ANZAC quilting bee block tutorial

I joined an online quilting bee called ANZAC (for those non-Aussies amongst us, this stands for Australia and New Zealand Army Corp) quilting bee.  I'm so grateful that they accepted me into the bee part way through their existance!  Anyway, January's queen bee asked for circles.  Any size, any design, using any of the fabrics she sent.  I'm a little late, because I've only just received the fabric, but here they are:


I don't know why the photo has come out like that!  It looks like the picture has been pulled out length-ways!  Here are the blocks in a different configuration:


The queen bee can decide whether she would rather use the blocks separately or jon them together to make one large block.

I thought I would share with you how I constructed these blocks.

Firstly, I tried out of few design ideas on paper:




I decided on the last concept (bottom right corner) and then just made up the construction process as I went along!

The first step in constructing the block was to create two identical half square trianglesn (HSTs) about 6 inches square:


I pressed the seam to the dark in both HSTs so that the seams would butt up against each other in construction.

Then I made a plastic template of the finished circle shape I wanted to use.  I just traced the top of a drinking glass on to the plastic and cut it out.  In hindsight, I could have just used the drinking glass as the template!


Then I traced around the template on to freezer paper.  This is an awesome product, available at local quilting stores, that irons on to fabric and is then easily removed later.  I cut out the freezer paper circle shape and ironed it on to the BACK of one of the half square triangles, as centred as I could get it (I just eyeball these things - I don't worry too much about precise measurements):


Then I cut around the freezer paper, leaving a quarter inch seam allowance:


Then I tacked the seam allowance down with contrasting thread (easier to see when you unpick it later):


The next step was to applique the circle to the other HST.  First, pin the circle to the HST, eyeballing again to try and centre the circle on the block:


Then, using a tiny applique stitch, attach the circle to the HST.  I like to secure the stitch to the back of the block first, taking a few stitches in the same spot over the top of each other.  Then I come through the back on the block to the front of the block, picking up just a few strands of the circle fabric on the way.  Then I stab back down through the base of the block to the back, taking care to stay slightly "under" the circle, hiding my stitches as I go.  Then I come back up to the front of the block a millimeter or two further along, repeating the process.  For this block, I used lime green thread around the green half of the circle, then dark purple thread around the other half of the circle, helping to blend in any visible stitches. 

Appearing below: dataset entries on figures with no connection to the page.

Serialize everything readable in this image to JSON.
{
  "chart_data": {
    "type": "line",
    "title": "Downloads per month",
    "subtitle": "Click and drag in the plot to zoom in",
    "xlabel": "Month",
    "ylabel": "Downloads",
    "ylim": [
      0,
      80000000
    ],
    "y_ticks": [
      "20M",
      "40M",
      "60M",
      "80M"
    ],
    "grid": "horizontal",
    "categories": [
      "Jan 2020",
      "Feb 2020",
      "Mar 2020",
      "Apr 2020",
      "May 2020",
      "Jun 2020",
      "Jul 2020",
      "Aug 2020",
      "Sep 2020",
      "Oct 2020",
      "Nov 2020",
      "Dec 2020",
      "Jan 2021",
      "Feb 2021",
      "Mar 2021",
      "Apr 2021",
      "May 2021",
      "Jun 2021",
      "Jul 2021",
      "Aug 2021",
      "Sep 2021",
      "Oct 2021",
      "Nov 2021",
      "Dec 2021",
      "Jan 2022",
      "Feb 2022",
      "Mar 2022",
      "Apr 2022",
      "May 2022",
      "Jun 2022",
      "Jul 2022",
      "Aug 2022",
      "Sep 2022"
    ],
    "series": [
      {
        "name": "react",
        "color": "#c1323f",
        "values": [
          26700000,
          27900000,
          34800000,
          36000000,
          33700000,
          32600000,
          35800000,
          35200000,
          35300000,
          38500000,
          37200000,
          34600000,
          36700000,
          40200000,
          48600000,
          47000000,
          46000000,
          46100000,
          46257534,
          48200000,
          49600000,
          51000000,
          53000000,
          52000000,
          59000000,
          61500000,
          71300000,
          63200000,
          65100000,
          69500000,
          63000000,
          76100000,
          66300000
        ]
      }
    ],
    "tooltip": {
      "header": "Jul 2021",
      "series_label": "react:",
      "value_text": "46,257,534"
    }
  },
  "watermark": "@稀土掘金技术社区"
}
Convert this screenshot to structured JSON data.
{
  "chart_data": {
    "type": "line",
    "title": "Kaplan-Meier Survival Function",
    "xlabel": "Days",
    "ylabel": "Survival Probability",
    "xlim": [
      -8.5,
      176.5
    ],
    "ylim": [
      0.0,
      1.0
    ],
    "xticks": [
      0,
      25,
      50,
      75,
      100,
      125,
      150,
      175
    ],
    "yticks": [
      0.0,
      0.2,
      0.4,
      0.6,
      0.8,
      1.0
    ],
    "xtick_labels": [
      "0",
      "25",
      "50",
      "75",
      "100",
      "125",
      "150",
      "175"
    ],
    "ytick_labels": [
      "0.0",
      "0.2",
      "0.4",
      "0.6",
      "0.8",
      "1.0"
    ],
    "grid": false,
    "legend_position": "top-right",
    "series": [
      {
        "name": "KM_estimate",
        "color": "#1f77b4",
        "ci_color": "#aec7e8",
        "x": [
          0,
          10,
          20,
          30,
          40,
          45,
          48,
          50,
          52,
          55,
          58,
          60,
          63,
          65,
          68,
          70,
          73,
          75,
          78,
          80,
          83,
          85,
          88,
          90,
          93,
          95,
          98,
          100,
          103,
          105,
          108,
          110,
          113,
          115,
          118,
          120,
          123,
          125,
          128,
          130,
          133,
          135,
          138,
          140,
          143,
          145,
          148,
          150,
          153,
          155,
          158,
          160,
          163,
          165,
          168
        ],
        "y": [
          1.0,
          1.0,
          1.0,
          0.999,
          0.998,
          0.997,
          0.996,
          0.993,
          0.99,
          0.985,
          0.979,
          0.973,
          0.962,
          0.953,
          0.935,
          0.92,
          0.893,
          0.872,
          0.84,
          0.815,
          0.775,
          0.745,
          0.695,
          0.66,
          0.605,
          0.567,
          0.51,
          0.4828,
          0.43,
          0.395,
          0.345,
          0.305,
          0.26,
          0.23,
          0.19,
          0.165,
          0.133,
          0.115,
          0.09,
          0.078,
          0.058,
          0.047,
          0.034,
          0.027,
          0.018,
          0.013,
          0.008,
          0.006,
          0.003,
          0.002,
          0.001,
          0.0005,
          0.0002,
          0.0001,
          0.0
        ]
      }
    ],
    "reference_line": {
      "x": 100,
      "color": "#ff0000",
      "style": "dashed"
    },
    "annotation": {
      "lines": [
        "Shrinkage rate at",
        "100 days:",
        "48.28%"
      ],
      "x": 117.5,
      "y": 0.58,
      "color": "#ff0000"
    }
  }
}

You will notice that I have stopped stitching about an inch or so from where I started.  This is so I can remove the freezer paper before I complete the applique:



This is what the back looks like:



I think these blocks would look good with some decorative stitching around the circles as well, like a blanket stitch, but I will leave that up to the queen bee to decide.

7 comments:

Jackie said...

Those are terrific blocks. I love the positive/negative effect. Great design, I am sure the queen bee will love them

sewing the seeds of love said...

Hi Sarah,
I was wondering how you had constructed these when I saw them on our flickr group..thanks for the great tutorial !
The secondary pattern formed looks great when they are joined together too !
x PJ x

Kathleen said...

They look fantastic Sarah - so neat!

Melissa said...

Beautiful! Quite different to how I did the circles for Mum's quilt - I love how there are so many different techniques to do things. :-)

Christine said...

Wow very cool!! :) Christine

spiffyhink said...

Hey, I found your blog via google (I love googling "quilting" and looking through the image results), and wanted to say that those are really neat! I think it'd be cool, though, if you stuffed the circles before completely appliquing them. Kind of like...what do they call it...biscuit quilting? Can't remember. Anyway, your quilting is gorgeous!

woolywoman said...

Nice! I have a book on circles somewhere...thank u for explaining ANZAC- I only know, for some reason, of a really nice biscuit (cookie) by that name. Now I am inspired to go find my book and make some circles!